Scalping can have various description depending on whom you ask. Some folks would say that some “Forex Surfing" technique's are considered “Scalps" due to the small size and duration of the trades. Different traders have different techniques for scalping, but one thing that can be universally agreed upon is that scalping involves tiny trades (both in amplitude and duration).
Typically, Scalping is a specialized technique that involves making a tiny trade to capture a very small movement in the market. Whereas a position trader may engage in trades that are intended to last multiple days to months aiming for targets of 100-1000 of pips, and a day trader typically engages in trades that are intended to last for less than a day aiming for targets ranging from 20- 100 pips, a scalper engages in trades that might only last a few minutes aiming for targets of 5 pips.

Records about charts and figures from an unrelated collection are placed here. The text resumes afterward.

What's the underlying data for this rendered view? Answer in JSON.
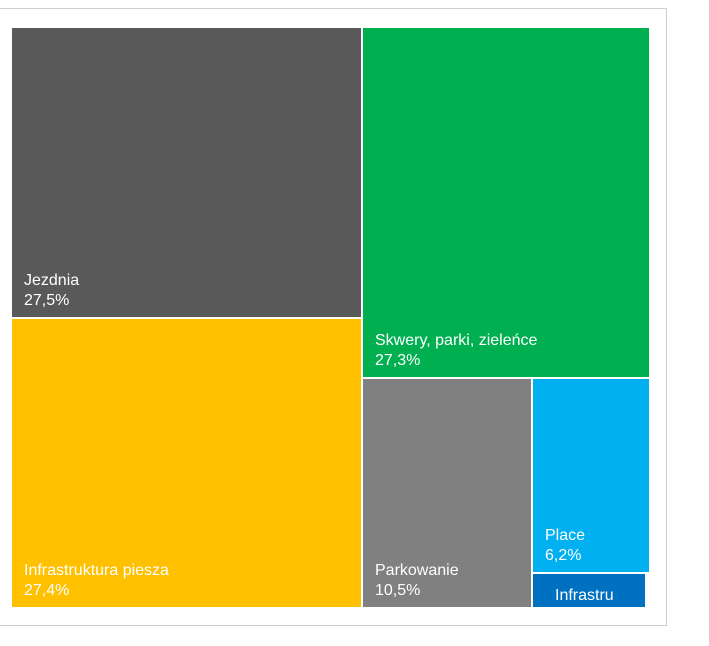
{
  "chart_data": {
    "type": "treemap",
    "title": "",
    "items": [
      {
        "name": "Jezdnia",
        "value_label": "27,5%",
        "value": 27.5,
        "color": "#595959"
      },
      {
        "name": "Infrastruktura piesza",
        "value_label": "27,4%",
        "value": 27.4,
        "color": "#FFC000"
      },
      {
        "name": "Skwery, parki, zieleńce",
        "value_label": "27,3%",
        "value": 27.3,
        "color": "#00B050"
      },
      {
        "name": "Parkowanie",
        "value_label": "10,5%",
        "value": 10.5,
        "color": "#808080"
      },
      {
        "name": "Place",
        "value_label": "6,2%",
        "value": 6.2,
        "color": "#00B0F0"
      },
      {
        "name": "Infrastru",
        "value_label": "",
        "value": 1.1,
        "color": "#0070C0"
      }
    ]
  }
}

A scalper typically trades multiple forex lots whether is mini or regular lots depending on the size of the account and risk tolerance, often more lots than one would normally trade if trading as either a day trader or a position trader, simply due to the fact that those styles typically require larger stops thus shrinking the amount of lots one can safely trade according to equity management principles. By trading more lotd a scalper can achieve significant gains comparable to the gains expected by day and postiob trader in the same time span even though the scalper engages in much smaller trades. For example, a scalper that succeed in capturing just 5 pips could have made $500 in under a minute if he traded 10 regular lots.